Here's how it goes (and I recommend this only for students in grades 3 and up):
1. Students are given a list of 10 or so sentence writing cues. These may include:
- Start a sentence with a "when" phrase
- Start a sentence with a "where" phrase
- Start a sentence with "Because"
- Include an interesting verb
- Put an adverb in your sentence
- Write a quote sentence
2. Students pair or group up based on their topic choices/interests.
3. Each group is given a bag filled with papers numbered 1-10.
4. Each person takes turn drawing a number. The number they draw corresponds to a sentence style or pattern, and the group has to come up with a way to write that type of sentence in their paragraph.
5. One "pass" is allowed, if the pattern simply won't work or sound right.
6. Students know they are done when they have a 4-8 sentence paragraph, and the last number they draw just leads nicely to a conclusion.
5th graders Annika, Ellery, and Michelle selected the topic "Favorite Vacation Spot." They chose to do a story-style paragraph where they describe a day in Disneyland. I love this!
Annika, Ellery, and I took a vacation to Disneyland. Dizzily we got off the twirling Teacups. We rushed off to get to the next ride, which was Splash Mountain. When we got there, the speaker exclaimed, "Prepare to get wet!" Because Ellery didn't want to get wet, she whined the entire time. Finally Ellery calmed down when Annika and I told her we would buy her cotton candy after the ride. "Splash Mountain" was thrilling and we got soaking wet. Quickly we hustled to "Haunted Mansion." At the end of the day, we all went home with huge smiles on our faces.
I can't even begin to describe the teamwork these three girls used to write this super paragraph. They were open to advice and truly worked as a unit to write this. I am proud of them! It can be harder to work with two other people, especially with the potential of everyone having different ideas.

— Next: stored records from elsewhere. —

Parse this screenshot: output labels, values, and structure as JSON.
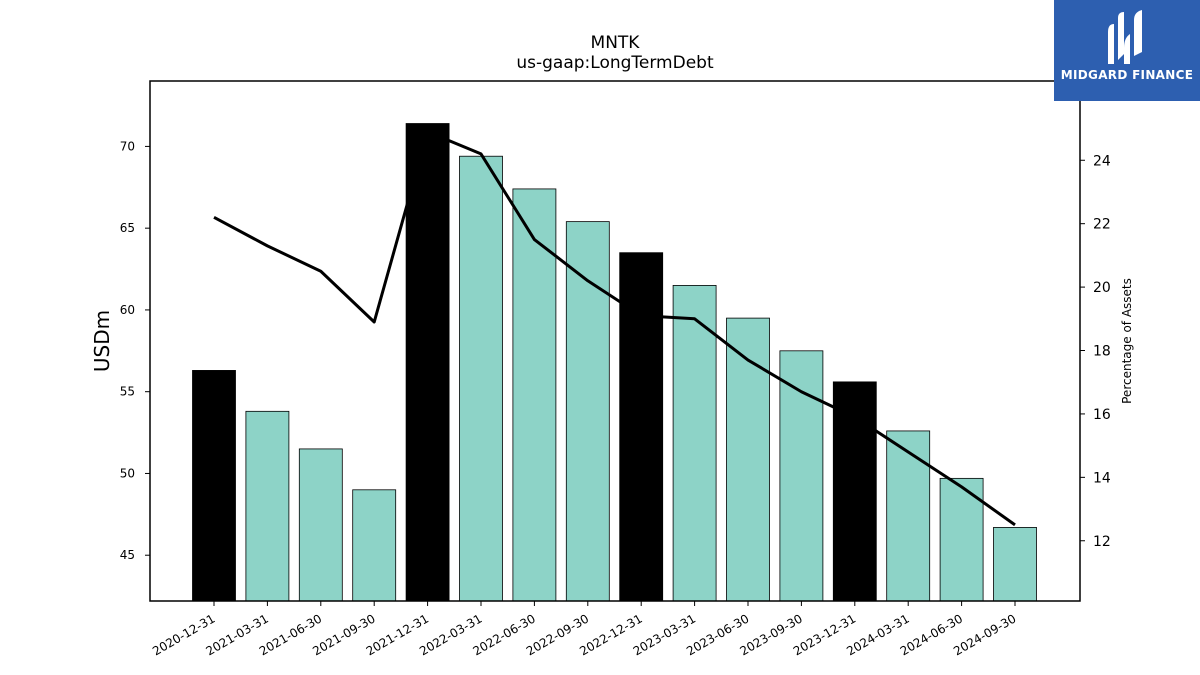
{
  "chart_data": {
    "type": "bar",
    "title": "MNTK",
    "subtitle": "us-gaap:LongTermDebt",
    "ylabel": "USDm",
    "y2label": "Percentage of Assets",
    "categories": [
      "2020-12-31",
      "2021-03-31",
      "2021-06-30",
      "2021-09-30",
      "2021-12-31",
      "2022-03-31",
      "2022-06-30",
      "2022-09-30",
      "2022-12-31",
      "2023-03-31",
      "2023-06-30",
      "2023-09-30",
      "2023-12-31",
      "2024-03-31",
      "2024-06-30",
      "2024-09-30"
    ],
    "series": [
      {
        "type": "bar",
        "axis": "left",
        "values": [
          56.3,
          53.8,
          51.5,
          49.0,
          71.4,
          69.4,
          67.4,
          65.4,
          63.5,
          61.5,
          59.5,
          57.5,
          55.6,
          52.6,
          49.7,
          46.7
        ],
        "colors": [
          "#000000",
          "#8dd3c7",
          "#8dd3c7",
          "#8dd3c7",
          "#000000",
          "#8dd3c7",
          "#8dd3c7",
          "#8dd3c7",
          "#000000",
          "#8dd3c7",
          "#8dd3c7",
          "#8dd3c7",
          "#000000",
          "#8dd3c7",
          "#8dd3c7",
          "#8dd3c7"
        ]
      },
      {
        "type": "line",
        "axis": "right",
        "color": "#000000",
        "values": [
          22.2,
          21.3,
          20.5,
          18.9,
          24.9,
          24.2,
          21.5,
          20.2,
          19.1,
          19.0,
          17.7,
          16.7,
          15.9,
          14.8,
          13.7,
          12.5
        ]
      }
    ],
    "ylim": [
      42.2,
      74.0
    ],
    "y2lim": [
      10.1,
      26.5
    ],
    "yticks": [
      45,
      50,
      55,
      60,
      65,
      70
    ],
    "y2ticks": [
      12,
      14,
      16,
      18,
      20,
      22,
      24
    ],
    "grid": false,
    "legend": "none"
  },
  "logo": {
    "text": "MIDGARD FINANCE"
  },
  "colors": {
    "bar": "#8dd3c7",
    "bar_highlight": "#000000",
    "logo_bg": "#2d5fb0"
  }
}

Call me biased, but I absolutely loved Alex's (5th grade) and Katie's (3rd grade) paragraph. See if you can tell why!
"Awesome Authors and Artists" provides many fun creative writing projects with amazing art work to go with it. Excitedly, students work together to create interesting paragraphs in the Paragraph Game. "'Awesome Authors and Artists' is a wonderful class where kids can learn a lot and still have fun!" exclaimed 3rd graders Mira and Anja. Because a few people left out details in the description of their snowman, there were a few wacky-looking snowman drawings in the "Snowman Draw Game." The great assignments and excellent teacher make "Awesome Authors and Artists" an amazing class!
Okay, maybe it's obvious why I chose this paragraph to blog. Even Alex realized it would be an excellent advertisement, and convinced me I should blog it for that reason alone. But that's not the only reason I chose it! Notice the wonderful adverb starting sentence two; the fabulous adjectives used; the appropriate use of a quotation sentence; the fantastic conclusion. This is a very well-written paragraph, especially considering the fact they were challenging themselves with different sentence styles and rules the entire time!
My classrooms were abuzz with teamwork and collaboration the day we did this game. I will definitely be making this a permanent assignment in my curriculum!